Required Feature Group Types

To train a model under this use case, you will need to create feature groups of the following type(s):

Feature Group Type API Configuration Name Required Description
User-Item Interactions USER_ITEM_INTERACTIONS True This dataset corresponds to all the user-item interactions on your website or application. For example, all the actions (e.g. click, purchase, view) taken by a particular user on a particular item (e.g product, video. article) recorded as a time-based log.
Catalog Attributes ITEM_ATTRIBUTES This dataset corresponds to all the information you have in your catalog. If you want to recommend actions instead of items to users, you are welcome to upload an action catalog.
User Attributes USER_ATTRIBUTES This dataset corresponds to all the attributes or meta-data that you have about your user base. Any user profile information will be relevant here.

Note: Once you upload the datasets under each Feature Group Type that comply with their respective required schemas, you will need to create Machine learning (ML) features that would be used to train your ML model(s).
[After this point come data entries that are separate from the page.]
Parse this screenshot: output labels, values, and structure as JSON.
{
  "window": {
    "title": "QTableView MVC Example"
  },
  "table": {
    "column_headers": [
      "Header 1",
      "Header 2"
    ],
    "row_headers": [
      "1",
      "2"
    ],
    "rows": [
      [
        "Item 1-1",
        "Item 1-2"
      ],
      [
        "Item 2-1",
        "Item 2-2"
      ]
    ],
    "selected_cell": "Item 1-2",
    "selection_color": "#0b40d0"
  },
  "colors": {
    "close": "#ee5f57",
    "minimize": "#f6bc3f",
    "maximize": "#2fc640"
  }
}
We use the term, "Feature Group" for a group of ML features (dataset columns) under a specific Feature Group Type. Our system support extensible schemas that enables you to provide any number of additional columns/features that you think are relevant to that Feature Group Type.


Feature Group: User-Item Interactions

This dataset corresponds to all the user-item interactions on your website or application. For example, all the actions (e.g. click, purchase, view) taken by a particular user on a particular item (e.g product, video. article) recorded as a time-based log.
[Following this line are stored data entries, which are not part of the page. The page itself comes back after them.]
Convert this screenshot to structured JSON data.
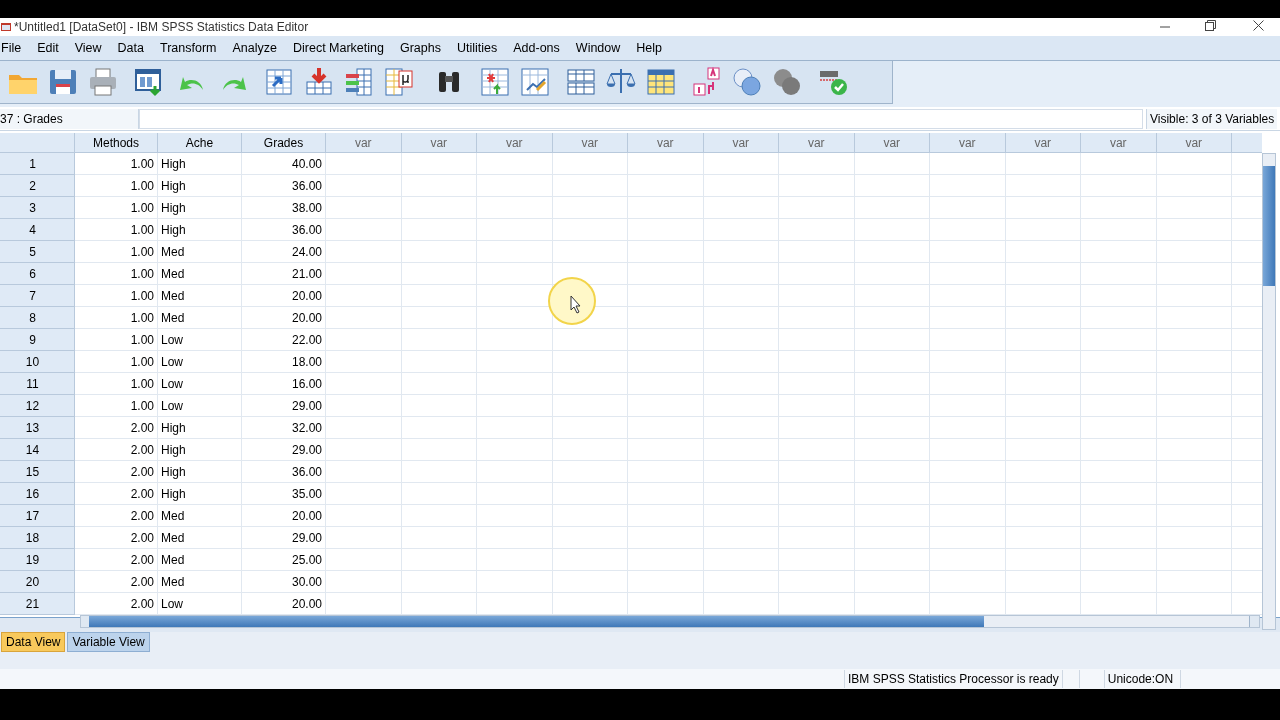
{
  "window": {
    "title": "*Untitled1 [DataSet0] - IBM SPSS Statistics Data Editor"
  },
  "menu": [
    "File",
    "Edit",
    "View",
    "Data",
    "Transform",
    "Analyze",
    "Direct Marketing",
    "Graphs",
    "Utilities",
    "Add-ons",
    "Window",
    "Help"
  ],
  "cell_editor": {
    "reference": "37 : Grades"
  },
  "visible_label": "Visible: 3 of 3 Variables",
  "table": {
    "columns": [
      {
        "label": "Methods",
        "kind": "numeric"
      },
      {
        "label": "Ache",
        "kind": "string"
      },
      {
        "label": "Grades",
        "kind": "numeric"
      },
      {
        "label": "var",
        "kind": "empty"
      },
      {
        "label": "var",
        "kind": "empty"
      },
      {
        "label": "var",
        "kind": "empty"
      },
      {
        "label": "var",
        "kind": "empty"
      },
      {
        "label": "var",
        "kind": "empty"
      },
      {
        "label": "var",
        "kind": "empty"
      },
      {
        "label": "var",
        "kind": "empty"
      },
      {
        "label": "var",
        "kind": "empty"
      },
      {
        "label": "var",
        "kind": "empty"
      },
      {
        "label": "var",
        "kind": "empty"
      },
      {
        "label": "var",
        "kind": "empty"
      },
      {
        "label": "var",
        "kind": "empty"
      }
    ],
    "rows": [
      {
        "number": "1",
        "cells": [
          "1.00",
          "High",
          "40.00"
        ]
      },
      {
        "number": "2",
        "cells": [
          "1.00",
          "High",
          "36.00"
        ]
      },
      {
        "number": "3",
        "cells": [
          "1.00",
          "High",
          "38.00"
        ]
      },
      {
        "number": "4",
        "cells": [
          "1.00",
          "High",
          "36.00"
        ]
      },
      {
        "number": "5",
        "cells": [
          "1.00",
          "Med",
          "24.00"
        ]
      },
      {
        "number": "6",
        "cells": [
          "1.00",
          "Med",
          "21.00"
        ]
      },
      {
        "number": "7",
        "cells": [
          "1.00",
          "Med",
          "20.00"
        ]
      },
      {
        "number": "8",
        "cells": [
          "1.00",
          "Med",
          "20.00"
        ]
      },
      {
        "number": "9",
        "cells": [
          "1.00",
          "Low",
          "22.00"
        ]
      },
      {
        "number": "10",
        "cells": [
          "1.00",
          "Low",
          "18.00"
        ]
      },
      {
        "number": "11",
        "cells": [
          "1.00",
          "Low",
          "16.00"
        ]
      },
      {
        "number": "12",
        "cells": [
          "1.00",
          "Low",
          "29.00"
        ]
      },
      {
        "number": "13",
        "cells": [
          "2.00",
          "High",
          "32.00"
        ]
      },
      {
        "number": "14",
        "cells": [
          "2.00",
          "High",
          "29.00"
        ]
      },
      {
        "number": "15",
        "cells": [
          "2.00",
          "High",
          "36.00"
        ]
      },
      {
        "number": "16",
        "cells": [
          "2.00",
          "High",
          "35.00"
        ]
      },
      {
        "number": "17",
        "cells": [
          "2.00",
          "Med",
          "20.00"
        ]
      },
      {
        "number": "18",
        "cells": [
          "2.00",
          "Med",
          "29.00"
        ]
      },
      {
        "number": "19",
        "cells": [
          "2.00",
          "Med",
          "25.00"
        ]
      },
      {
        "number": "20",
        "cells": [
          "2.00",
          "Med",
          "30.00"
        ]
      },
      {
        "number": "21",
        "cells": [
          "2.00",
          "Low",
          "20.00"
        ]
      }
    ]
  },
  "tabs": [
    {
      "label": "Data View",
      "selected": true
    },
    {
      "label": "Variable View",
      "selected": false
    }
  ],
  "status_bar": {
    "processor": "IBM SPSS Statistics Processor is ready",
    "unicode": "Unicode:ON"
  }
}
Feature Mapping Feature Type Required Description
ITEM_ID categorical Y This is the unique identifier of each item in your catalog. This is typically your product id, article id, or the video id.
USER_ID categorical Y This is a unique identifier of each user in your user base.
ACTION_TYPE categorical N This is an optional column that specifies the type of action the user took. This could include any action that is specific to you (e.g., view, click, purchase, rating, comment, like, etc). You can always upload a dataset that has no action_type column if all the actions in the dataset are the same (e.g., a dataset of only purchases or clicks).
TIMESTAMP timestamp N The timestamp when a particular action occurred.
ACTION_WEIGHT numerical N This is an optional column that specifies the weight of the action (e.g., video watch time, price of item purchased). This is used to optimize the the model to maximize actions with this value.

Feature Group: Catalog Attributes

This dataset corresponds to all the information you have in your catalog. If you want to recommend actions instead of items to users, you are welcome to upload an action catalog.

Feature Mapping Feature Type Required Description
ITEM_ID categorical Y This is a unique identifier of each item in your catalog. This is typically your product id, article id, or video id.
[ITEM ATTRIBUTE] Y Any relevant attributes about the item. This would include brand/category for products, author, or length of the article for articles or tags for a video. We suggest providing at least 5-6 attributes per lead and up to a maximum of 1000 attributes.
PREDICTION_RESTRICT categorical N This is an optional column that is used to restrict predictions to items matching a specific value of this column. If this is set, then the prediction api call will require that a includeFilter specifying a value for this column be included.
ACTION_WEIGHT numerical N This is an optional column that specifies the weight of the item (e.g., average video watch time, average price of item purchased). This is used to do optimization weights at an item level or as a fallback score for unknown items.

Feature Group: User Attributes

This dataset corresponds to all the attributes or meta-data that you have about your user base. Any user profile information will be relevant here.

Feature Mapping Feature Type Required Description
USER_ID categorical Y The unique identifier for the user.
SNAPSHOT_TIME timestamp N This is an optional column that is used to indicate when the record was updated. This allows us to provide multiple rows for a single user id and during training, we pick the row with most recent value for this column compared to the interaction timestamp.
[USER ATTRIBUTE] N A relevant attributes/variables that can influence your target variable. More number of relevant attributes makes the AI model better.